Au vu de la facilité avec laquelle l’expérience se déroulait, nous l’avons poussée encore plus loin. À l’aide d’un logiciel de traitement de photo, facilement accessible sur l’internet et dont la manipulation est aisée, nous avons modifié des éléments de cette même ordonnance. De 60 comprimés, nous sommes passés à 120. Nous avons changé la date de consultation et contrefait la signature du médecin.

À la pharmacie où nous avons présenté cette ordonnance falsifiée, personne n’a bronché. Aucune question ne nous a été posée et on n’a manifestement pas communiqué avec le médecin. Nous avons pu obtenir notre ordonnance à raison de 30 comprimés à la fois, dans un délai de 15 jours.

ORDONNANCES VISIBLES EN UN CLIC

Pour les médecins et les pharmaciens qui ont accès au Dossier santé Québec (DSQ), nos multiples ordonnances étaient pourtant visibles en quelques clics. La Dre Marie-Ève Goyer, spécialiste en dépendances, qui a accepté d’examiner les résultats de notre enquête, a pu voir en quelques secondes cinq de nos sept ordonnances – dont certaines qui étaient issues d’ordonnances falsifiées – s’afficher sur son écran d’ordinateur.

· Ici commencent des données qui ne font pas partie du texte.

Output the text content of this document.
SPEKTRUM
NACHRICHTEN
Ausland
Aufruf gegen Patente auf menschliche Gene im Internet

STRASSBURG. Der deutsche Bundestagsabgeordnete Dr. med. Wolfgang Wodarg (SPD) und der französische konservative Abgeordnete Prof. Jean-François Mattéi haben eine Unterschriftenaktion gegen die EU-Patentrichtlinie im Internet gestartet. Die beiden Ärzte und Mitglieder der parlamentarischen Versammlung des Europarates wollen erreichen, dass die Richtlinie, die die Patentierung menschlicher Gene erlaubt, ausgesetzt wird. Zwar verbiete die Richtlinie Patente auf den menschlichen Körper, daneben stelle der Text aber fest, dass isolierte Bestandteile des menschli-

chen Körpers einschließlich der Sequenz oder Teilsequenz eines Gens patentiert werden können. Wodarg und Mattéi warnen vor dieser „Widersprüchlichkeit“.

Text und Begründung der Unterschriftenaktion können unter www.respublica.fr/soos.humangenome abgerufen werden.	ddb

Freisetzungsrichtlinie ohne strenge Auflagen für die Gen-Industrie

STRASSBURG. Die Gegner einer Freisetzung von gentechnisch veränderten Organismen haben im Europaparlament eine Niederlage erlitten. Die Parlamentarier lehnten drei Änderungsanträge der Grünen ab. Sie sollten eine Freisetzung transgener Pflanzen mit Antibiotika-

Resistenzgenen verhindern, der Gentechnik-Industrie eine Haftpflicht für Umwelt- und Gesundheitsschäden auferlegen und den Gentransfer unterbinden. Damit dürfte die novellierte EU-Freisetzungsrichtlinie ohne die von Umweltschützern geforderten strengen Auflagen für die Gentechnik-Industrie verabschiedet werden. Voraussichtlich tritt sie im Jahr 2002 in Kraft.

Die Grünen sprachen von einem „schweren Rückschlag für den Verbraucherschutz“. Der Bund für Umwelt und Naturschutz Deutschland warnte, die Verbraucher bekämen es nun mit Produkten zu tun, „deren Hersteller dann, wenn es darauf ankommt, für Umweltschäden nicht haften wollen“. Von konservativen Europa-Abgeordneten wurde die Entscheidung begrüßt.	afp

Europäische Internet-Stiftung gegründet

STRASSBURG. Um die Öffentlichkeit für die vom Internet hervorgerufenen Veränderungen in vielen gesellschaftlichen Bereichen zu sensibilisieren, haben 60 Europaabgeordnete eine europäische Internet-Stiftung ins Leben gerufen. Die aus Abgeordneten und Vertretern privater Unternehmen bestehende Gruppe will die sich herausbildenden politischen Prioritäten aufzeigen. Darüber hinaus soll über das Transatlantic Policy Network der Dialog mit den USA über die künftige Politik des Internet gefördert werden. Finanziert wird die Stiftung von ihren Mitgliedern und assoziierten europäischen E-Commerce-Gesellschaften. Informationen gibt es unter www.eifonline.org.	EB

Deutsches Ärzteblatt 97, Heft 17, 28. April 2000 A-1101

« Les pharmaciens qui vous ont donné ces médicaments sont branchés sur le réseau. Ils ont accès à ces données. Il leur aurait fallu une seconde pour voir que vous aviez autant de prescriptions, toutes récoltées chez des médecins différents. » 

—La Dre Marie-Ève Goyer, spécialiste en dépendances

Pourquoi ne pas l’avoir fait ? Le DSQ est encore peu utilisé. « Ils ne le savent pas, ou c’est mal implanté, dit la Dre Goyer. Ce que votre enquête dit, c’est qu’on n’a aucun système de contrôle. On est très en retard au Québec sur l’informatisation. »

Pour la médecin, qui traite une clientèle de toxicomanes, notre tournée est « typique de la run de lait » d’une personne devenue dépendante de la morphine. « Ce que vous avez démontré, c’est qu’il est possible de consulter autant de médecins et de pharmaciens pour la même chose en si peu de temps sans qu’un drapeau rouge se lève. »

Selon elle, les médecins prescripteurs n’ont pas commis de faute professionnelle, mais ils auraient pu poser davantage de questions sur le présumé ulcère d’estomac avant d’en déduire qu’on ne pouvait prescrire des anti-inflammatoires. Ils auraient également pu poser davantage de questions pour cerner le risque de dépendance du patient.

« La morale de l’histoire, du point de vue d’un médecin qui ramasse les méfaits des narcotiques, c’est que la prescription de ce type de produit a été banalisée. Et nous, ça fait longtemps qu’on sonne l’alarme. »

NDLR : La Presse remettra à une pharmacie l’ensemble des comprimés récoltés lors de cette enquête. Nous nous engageons aussi à rembourser les frais encourus lors de nos six consultations médicales à la Régie de l’assurance maladie.